God’s gut reaction is compassion.

Where’s MY Compassion?

Here’s where I need to press “pause” and ask myself some hard questions. Do I have sympathy and empathy for those who are suffering? Does my heart break for those in pain? What’s more, do I have compassion for others? I may not be Jesus but there are plenty of times when I can do something to help. That’s what being the church is all about, isn’t it? Isn’t it?

Working through Established Channels

At this point, Jesus tells the guy how he should spread the word to anyone and everyone about the miracle. Not. Pretty much the opposite. Christ warns him, “Don’t tell anyone about this. Instead, go to the priest and let him examine you. Take along the offering required in the law of Moses for those who have been healed of leprosy.
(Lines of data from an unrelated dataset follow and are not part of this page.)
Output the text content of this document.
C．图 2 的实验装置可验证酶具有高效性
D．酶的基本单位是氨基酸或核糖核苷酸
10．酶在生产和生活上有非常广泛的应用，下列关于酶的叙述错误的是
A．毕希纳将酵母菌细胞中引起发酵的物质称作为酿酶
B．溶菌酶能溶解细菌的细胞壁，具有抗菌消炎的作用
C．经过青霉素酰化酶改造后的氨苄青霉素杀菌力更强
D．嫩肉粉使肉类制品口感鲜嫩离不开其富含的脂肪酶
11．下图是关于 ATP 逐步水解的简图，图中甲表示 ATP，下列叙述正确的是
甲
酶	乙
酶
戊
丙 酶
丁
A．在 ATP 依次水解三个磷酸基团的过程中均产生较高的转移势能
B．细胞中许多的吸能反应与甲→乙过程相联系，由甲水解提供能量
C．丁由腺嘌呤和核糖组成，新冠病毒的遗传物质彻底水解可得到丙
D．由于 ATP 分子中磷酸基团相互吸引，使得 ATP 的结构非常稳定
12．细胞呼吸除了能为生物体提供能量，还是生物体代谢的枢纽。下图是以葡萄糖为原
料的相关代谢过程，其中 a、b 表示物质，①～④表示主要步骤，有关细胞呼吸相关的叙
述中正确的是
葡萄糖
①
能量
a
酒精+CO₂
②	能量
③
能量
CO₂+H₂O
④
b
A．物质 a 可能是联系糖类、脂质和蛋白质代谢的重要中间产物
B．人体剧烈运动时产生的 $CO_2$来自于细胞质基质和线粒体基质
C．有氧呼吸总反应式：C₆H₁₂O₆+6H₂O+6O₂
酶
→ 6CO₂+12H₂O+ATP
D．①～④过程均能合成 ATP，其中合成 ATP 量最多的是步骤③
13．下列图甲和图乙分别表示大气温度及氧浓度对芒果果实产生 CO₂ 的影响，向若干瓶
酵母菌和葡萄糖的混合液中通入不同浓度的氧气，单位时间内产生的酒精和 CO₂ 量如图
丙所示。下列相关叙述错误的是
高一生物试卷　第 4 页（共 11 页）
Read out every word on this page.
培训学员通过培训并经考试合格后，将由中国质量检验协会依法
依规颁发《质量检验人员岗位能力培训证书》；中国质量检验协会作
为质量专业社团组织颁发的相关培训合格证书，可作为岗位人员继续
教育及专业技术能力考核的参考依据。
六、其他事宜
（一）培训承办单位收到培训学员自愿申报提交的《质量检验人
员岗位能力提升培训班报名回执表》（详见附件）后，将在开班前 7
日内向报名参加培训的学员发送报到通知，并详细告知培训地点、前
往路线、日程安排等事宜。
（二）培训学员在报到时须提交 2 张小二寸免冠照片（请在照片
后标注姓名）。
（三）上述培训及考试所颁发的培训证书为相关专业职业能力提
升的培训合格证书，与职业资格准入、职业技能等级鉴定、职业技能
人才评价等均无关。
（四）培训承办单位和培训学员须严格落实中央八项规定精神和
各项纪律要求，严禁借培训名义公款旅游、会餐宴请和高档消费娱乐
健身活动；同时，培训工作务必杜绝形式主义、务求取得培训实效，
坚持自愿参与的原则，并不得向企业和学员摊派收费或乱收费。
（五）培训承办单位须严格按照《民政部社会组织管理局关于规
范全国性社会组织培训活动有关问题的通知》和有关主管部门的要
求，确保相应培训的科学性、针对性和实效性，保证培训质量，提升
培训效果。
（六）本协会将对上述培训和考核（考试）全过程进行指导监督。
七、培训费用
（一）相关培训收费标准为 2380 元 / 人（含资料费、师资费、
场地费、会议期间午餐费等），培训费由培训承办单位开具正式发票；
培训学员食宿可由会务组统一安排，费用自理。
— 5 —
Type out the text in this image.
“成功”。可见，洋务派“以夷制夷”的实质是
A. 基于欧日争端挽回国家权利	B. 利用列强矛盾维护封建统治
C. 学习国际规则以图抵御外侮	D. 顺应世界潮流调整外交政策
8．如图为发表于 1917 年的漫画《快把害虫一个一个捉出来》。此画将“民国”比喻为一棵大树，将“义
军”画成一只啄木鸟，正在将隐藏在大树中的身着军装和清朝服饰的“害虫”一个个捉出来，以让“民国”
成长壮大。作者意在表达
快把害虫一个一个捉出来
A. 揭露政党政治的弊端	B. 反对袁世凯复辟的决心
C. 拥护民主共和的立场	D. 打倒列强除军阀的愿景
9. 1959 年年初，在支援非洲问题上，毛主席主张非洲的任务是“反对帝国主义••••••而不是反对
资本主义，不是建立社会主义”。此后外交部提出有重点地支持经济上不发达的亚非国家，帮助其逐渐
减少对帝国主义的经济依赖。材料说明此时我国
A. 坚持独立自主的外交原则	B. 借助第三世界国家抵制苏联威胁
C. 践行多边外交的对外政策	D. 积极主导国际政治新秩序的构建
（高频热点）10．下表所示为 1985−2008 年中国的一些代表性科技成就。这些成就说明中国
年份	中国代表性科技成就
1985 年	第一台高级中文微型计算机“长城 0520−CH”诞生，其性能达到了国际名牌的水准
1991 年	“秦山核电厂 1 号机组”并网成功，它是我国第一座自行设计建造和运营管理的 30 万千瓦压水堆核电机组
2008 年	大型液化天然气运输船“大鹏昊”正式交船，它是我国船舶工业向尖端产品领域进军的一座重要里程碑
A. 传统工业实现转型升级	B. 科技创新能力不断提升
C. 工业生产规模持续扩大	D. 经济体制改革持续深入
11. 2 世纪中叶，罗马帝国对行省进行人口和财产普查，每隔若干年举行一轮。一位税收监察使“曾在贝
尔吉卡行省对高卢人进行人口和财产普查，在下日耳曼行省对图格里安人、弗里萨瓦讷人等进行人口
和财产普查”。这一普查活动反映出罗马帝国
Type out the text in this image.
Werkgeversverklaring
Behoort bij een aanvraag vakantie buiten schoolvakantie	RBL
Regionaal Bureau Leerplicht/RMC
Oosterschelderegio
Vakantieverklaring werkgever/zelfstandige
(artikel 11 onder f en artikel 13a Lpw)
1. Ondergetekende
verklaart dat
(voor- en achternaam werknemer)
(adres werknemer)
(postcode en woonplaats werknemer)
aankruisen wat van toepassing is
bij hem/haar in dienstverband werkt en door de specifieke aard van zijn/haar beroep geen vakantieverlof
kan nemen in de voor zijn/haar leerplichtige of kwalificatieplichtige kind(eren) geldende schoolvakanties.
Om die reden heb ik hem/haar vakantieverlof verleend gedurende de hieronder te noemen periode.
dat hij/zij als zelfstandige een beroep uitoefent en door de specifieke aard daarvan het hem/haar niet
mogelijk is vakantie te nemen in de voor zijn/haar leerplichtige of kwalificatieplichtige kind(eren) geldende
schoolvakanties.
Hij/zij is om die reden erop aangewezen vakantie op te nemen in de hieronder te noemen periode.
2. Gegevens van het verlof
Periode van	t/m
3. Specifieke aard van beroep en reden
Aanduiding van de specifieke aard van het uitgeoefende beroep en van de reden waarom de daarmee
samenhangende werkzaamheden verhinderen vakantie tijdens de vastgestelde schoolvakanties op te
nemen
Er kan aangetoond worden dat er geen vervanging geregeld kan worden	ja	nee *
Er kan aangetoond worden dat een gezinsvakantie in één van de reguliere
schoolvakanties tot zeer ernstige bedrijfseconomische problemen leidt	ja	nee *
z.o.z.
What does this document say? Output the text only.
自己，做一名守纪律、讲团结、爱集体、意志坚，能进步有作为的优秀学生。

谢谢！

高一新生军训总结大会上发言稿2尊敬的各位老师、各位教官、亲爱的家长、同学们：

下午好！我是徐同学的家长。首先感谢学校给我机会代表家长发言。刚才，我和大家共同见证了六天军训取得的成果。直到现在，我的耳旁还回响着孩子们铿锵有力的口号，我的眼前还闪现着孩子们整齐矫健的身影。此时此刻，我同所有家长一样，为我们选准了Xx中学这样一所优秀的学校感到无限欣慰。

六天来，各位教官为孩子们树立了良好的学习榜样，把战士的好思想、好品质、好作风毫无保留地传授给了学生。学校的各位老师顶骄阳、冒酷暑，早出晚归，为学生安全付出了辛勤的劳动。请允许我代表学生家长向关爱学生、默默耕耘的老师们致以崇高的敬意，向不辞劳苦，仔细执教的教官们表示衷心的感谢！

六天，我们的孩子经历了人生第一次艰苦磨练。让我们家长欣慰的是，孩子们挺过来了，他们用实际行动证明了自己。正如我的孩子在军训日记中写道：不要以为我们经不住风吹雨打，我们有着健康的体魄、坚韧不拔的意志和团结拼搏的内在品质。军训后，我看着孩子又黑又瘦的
This will be a public testimony that you have been cleansed” (v43-44).

Jesus has a very specific audience He wants to hear the news. The local priest. He’s telling the man to follow the instructions God gave Moses about being cleansed from leprosy (Lev 14:2-32). The Son of God wants the word of the healing to get out through His Father’s established channels. It’s important that the priest knows Jesus’ ministry is legit!

Staying on Schedule

There’s another important reason for our Savior to keep a lid on what’s going on in Galilee. He has a three-year timetable. He needs to stay on schedule. If word gets back to the religious leaders and Roman politicians that the REAL King of the Jews has made the scene, things are going to get messy in a big hurry.

“But the man went and spread the word, proclaiming to everyone what had happened” (v45). Well, so much for keeping things on the down low. It just goes to show you that everything in the Bible isn’t all buttoned up. It’s not all smooth sailing.

This is what happens when God interacts with imperfect people like you and me. Too many times, we ignore His instructions. We think we know better than the One who knows everything. We make the mistake of getting ahead of God and forcing our agenda on Him. FYI, that never works out well for you and me.

Going Gaga in Galilee

The next thing you know, Galilee’s going gaga over the Son of God. “As a result, large crowds soon surrounded Jesus, and He couldn’t publicly enter a town anywhere. He had to stay out in the secluded places, but people from everywhere kept coming to Him” (v45).

Christ has to change His game plan. He calls an audible. There’s a lot more camping involved because of the buzz. But that certainly doesn’t dampen His demand. Folks flock to find the Lord wherever He is. Despite it all, Jesus doesn’t turn anyone away.

That’s because God’s gut reaction is compassion.